Roadtrips
Of all the blues explosions
detonated by Jon Spencer, my favorite comes on Boss Hog's homonymous
mid-'90s album for Geffen, when he and his wife, Hog frontwoman Cristina
Martinez, trade the volleys once bandied by Ike and Tina Turner on the latter's
"I Idolize You." One of the most overused clichés describing the
interpersonal dynamic of rock bands is that it's akin to an unconsummated
marriage; on "I Idolize You" you get a taste of a utopian scenario in which
people in rock bands suddenly jump into bed together, right there, on the wax.
None of my other favorite modern-day rock couples -- Sonic Youth, Yo La Tengo
-- has come up with so convincing and sassily sweet an ode to commitment, and
certainly none has made monogamy sound so sexy. The joy of listening to Boss
Hog comes from watching Spencer's carefully calibrated semiotic deconstruction
come unwound, or rewound, in his wife's presence until he's actually playing
what he'd merely enclosed in quotes his whole career. The latest Boss Hog
album, a soft-focus funkathon called White Out (In the Red), is even
sweeter: it sounds as if Spencer actually wanted to make his wife a star,
especially on "Get It While You Wait," in which she is draped in the luxurious
baubles of a Tore Johansson production of the type previously worn to Top 40
galas by the Cardigans. Get a glimpse when Boss Hog hit the Middle East
(617-864-EAST) in Cambridge on March 30 and the Met Café (401-861-2142)
in Providence on March 31.
Hank Rollins finally gave up the jazzcore fusion of his long-running
Rollins Band and simply anointed a new version for his new Get Some,
Go Again (DreamWorks), which in all but its most excruciatingly dumb
moments comes off as a trifle. But oh, what dumb moments: matching his meathead
lunk of a voice to his young new band's straightforward but excitable take on
an old Thin Lizzy number, or trying his hand at Motörheaded asshole rock,
Rollins finally seems to have found his true calling. And though there's a
paucity of good material on the new album, the fresh blood bodes well if
reinvigorated oldies make their way into the set list. The Rollins Band hits
Lupo's Heartbreak Hotel (401-272-5876) in Providence on April 4 and Avalon
(617-423-NEXT) in Boston on April 5.
Elsewhere, the most influential heavy-metal band of the decade, Korn,
march into Worcester for two shows at the Centrum (931-2000) on March 30 (sold
out) and 31 (damn near). Summer break is still a month away, but 14-year-old
blues phenom Shannon Curfman -- who by the nature of her songs swings
closer to Sheryl Crow than to Johnny Lang -- is on a tour that brings her to
the Karma Club (617-423-NEXT) in Boston on March 31 and to Lupo's on April 1.

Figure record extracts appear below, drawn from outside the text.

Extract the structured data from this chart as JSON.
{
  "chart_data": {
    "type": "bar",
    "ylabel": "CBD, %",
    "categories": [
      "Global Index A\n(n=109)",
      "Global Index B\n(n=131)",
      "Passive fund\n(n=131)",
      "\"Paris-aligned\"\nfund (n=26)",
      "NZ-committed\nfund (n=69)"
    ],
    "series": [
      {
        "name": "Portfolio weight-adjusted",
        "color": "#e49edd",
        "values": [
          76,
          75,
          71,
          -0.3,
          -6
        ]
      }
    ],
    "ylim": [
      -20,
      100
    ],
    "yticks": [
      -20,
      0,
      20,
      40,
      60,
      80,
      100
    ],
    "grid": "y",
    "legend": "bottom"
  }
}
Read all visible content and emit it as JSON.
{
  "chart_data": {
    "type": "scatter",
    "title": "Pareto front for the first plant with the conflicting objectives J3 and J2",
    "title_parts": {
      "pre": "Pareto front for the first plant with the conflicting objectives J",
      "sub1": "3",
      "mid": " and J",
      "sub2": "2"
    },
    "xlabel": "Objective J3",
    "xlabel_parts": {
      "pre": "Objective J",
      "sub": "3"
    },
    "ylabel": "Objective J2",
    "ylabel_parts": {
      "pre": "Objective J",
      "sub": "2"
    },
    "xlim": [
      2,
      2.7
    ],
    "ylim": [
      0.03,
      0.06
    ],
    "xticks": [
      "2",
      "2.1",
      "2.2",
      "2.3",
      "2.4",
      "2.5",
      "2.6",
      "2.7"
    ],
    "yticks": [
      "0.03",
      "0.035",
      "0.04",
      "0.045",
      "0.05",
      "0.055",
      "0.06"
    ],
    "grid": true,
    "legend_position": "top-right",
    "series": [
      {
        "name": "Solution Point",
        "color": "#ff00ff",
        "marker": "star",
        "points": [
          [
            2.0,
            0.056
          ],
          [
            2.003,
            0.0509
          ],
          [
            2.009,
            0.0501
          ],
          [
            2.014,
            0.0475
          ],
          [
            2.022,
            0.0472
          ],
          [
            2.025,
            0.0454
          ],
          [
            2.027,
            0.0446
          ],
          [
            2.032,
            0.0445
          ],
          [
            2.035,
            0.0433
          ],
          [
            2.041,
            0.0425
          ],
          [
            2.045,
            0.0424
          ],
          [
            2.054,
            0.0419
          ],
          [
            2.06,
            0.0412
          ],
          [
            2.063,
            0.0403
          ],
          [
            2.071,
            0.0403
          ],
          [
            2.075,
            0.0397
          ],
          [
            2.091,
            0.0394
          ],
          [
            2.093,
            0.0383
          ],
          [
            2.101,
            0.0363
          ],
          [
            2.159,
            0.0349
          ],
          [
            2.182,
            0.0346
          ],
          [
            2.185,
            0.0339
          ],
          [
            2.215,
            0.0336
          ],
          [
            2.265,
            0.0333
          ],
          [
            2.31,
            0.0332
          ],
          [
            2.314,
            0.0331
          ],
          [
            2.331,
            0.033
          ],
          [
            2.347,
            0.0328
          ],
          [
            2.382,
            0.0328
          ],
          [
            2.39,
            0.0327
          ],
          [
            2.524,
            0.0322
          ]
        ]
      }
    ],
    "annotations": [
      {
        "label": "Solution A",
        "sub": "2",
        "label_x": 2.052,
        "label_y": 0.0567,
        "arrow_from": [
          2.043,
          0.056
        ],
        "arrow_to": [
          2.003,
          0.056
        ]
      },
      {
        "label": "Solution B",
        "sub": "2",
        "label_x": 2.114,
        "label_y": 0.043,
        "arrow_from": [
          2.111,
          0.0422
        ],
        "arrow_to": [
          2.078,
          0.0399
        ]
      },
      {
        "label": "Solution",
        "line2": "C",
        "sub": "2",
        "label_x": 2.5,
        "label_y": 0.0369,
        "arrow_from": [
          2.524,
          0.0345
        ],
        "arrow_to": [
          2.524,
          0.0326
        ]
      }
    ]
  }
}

Elsewhere on April Fool's Day, Eric Bogosian brings his latest
caffeinated monologue, Wake Up And Smell the Coffee, to the Calvin
Theatre (413-586-8686) in Northampton; and the sublime close-harmony indie-folk
group Ida -- who were, last time we checked, signed to Capitol but have
yet to release an album for the label -- are at the Middle East.